If the two companies are successful in their development efforts, consumers will be able to carry out voice-activated computing on appliances such as automobile PCs, handheld computers and National Semiconductor's Internet access device, WebPad. Such appliances can be made smaller when they do not require a keyboard for data input.

The two companies signed a agreement this week promising to bring together L&H's know-how in the areas of speech recognition, speech compression and text-to-speech technology -- which allows text to be read aloud with a human-sounding voice -- with National Semiconductor's expertise in silicon and system design and integration, according to an L&H statement released yesterday.

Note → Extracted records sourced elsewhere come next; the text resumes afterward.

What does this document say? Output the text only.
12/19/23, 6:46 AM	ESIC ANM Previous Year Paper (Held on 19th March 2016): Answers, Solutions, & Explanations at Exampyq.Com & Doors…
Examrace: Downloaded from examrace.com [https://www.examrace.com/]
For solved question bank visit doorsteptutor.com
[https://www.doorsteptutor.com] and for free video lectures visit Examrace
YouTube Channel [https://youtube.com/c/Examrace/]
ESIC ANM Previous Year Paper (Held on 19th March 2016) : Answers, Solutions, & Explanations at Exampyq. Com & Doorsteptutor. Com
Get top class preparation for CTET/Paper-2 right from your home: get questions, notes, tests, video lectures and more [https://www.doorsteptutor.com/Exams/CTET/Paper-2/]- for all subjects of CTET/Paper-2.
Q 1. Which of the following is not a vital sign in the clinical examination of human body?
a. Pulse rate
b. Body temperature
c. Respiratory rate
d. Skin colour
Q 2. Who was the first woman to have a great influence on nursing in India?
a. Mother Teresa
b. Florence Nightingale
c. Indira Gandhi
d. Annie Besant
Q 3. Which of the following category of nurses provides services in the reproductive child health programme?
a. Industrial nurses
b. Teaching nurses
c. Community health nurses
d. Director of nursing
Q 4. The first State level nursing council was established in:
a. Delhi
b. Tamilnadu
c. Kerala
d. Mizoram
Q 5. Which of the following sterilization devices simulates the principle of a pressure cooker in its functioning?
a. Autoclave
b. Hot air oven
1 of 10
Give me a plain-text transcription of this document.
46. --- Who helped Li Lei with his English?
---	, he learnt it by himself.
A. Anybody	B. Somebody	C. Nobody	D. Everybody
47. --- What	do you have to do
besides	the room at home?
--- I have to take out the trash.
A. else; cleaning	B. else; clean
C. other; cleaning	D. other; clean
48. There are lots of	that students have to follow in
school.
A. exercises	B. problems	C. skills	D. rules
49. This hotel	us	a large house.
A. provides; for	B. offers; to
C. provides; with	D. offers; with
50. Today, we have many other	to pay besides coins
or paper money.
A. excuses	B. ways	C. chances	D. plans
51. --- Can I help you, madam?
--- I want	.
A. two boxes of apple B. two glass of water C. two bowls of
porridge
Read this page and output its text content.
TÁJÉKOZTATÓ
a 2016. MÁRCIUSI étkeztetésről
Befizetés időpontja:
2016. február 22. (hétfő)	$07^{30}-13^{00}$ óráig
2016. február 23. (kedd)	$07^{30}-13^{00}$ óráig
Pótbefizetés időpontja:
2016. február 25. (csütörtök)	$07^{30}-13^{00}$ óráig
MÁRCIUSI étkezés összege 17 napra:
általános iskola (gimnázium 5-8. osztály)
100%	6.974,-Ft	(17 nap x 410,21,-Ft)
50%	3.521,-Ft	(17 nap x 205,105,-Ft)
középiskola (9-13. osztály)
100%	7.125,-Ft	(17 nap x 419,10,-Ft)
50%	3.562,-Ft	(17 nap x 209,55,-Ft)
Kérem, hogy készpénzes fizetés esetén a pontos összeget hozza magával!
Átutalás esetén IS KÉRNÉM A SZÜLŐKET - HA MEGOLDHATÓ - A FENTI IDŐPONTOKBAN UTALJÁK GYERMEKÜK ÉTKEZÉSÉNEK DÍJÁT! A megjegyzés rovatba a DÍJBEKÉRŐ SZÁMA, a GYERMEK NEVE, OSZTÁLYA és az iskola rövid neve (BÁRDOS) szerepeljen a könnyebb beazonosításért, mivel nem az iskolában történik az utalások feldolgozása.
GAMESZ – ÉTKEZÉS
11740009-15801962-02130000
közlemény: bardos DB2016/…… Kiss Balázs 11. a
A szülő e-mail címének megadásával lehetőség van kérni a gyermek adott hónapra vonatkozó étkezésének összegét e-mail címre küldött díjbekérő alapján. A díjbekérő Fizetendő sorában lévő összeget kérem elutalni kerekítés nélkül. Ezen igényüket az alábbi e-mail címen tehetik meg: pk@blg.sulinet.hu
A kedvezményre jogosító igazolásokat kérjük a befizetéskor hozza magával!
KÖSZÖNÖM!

L&H gave no time frame for when such devices might be market-ready, and officials at the Belgium-based company could not be immediately reached for comment.

After announcing the sale of its PC processor business to Via Technologies Inc. earlier this month, National Semiconductor is focusing its efforts on multi-function chips suitable for a variety of devices including set-top boxes, Windows-based terminals, and handheld devices, the company said.

Last month, the Santa Clara, California-based company unveiled the first member of a new family of processors called Geode, which bring functions such as system logic, graphics and MPEG video decompression together on a single chip. As part of this week's agreement with L&H, National Semiconductor will design future Geode processors to support speech processing technology, the company said yesterday.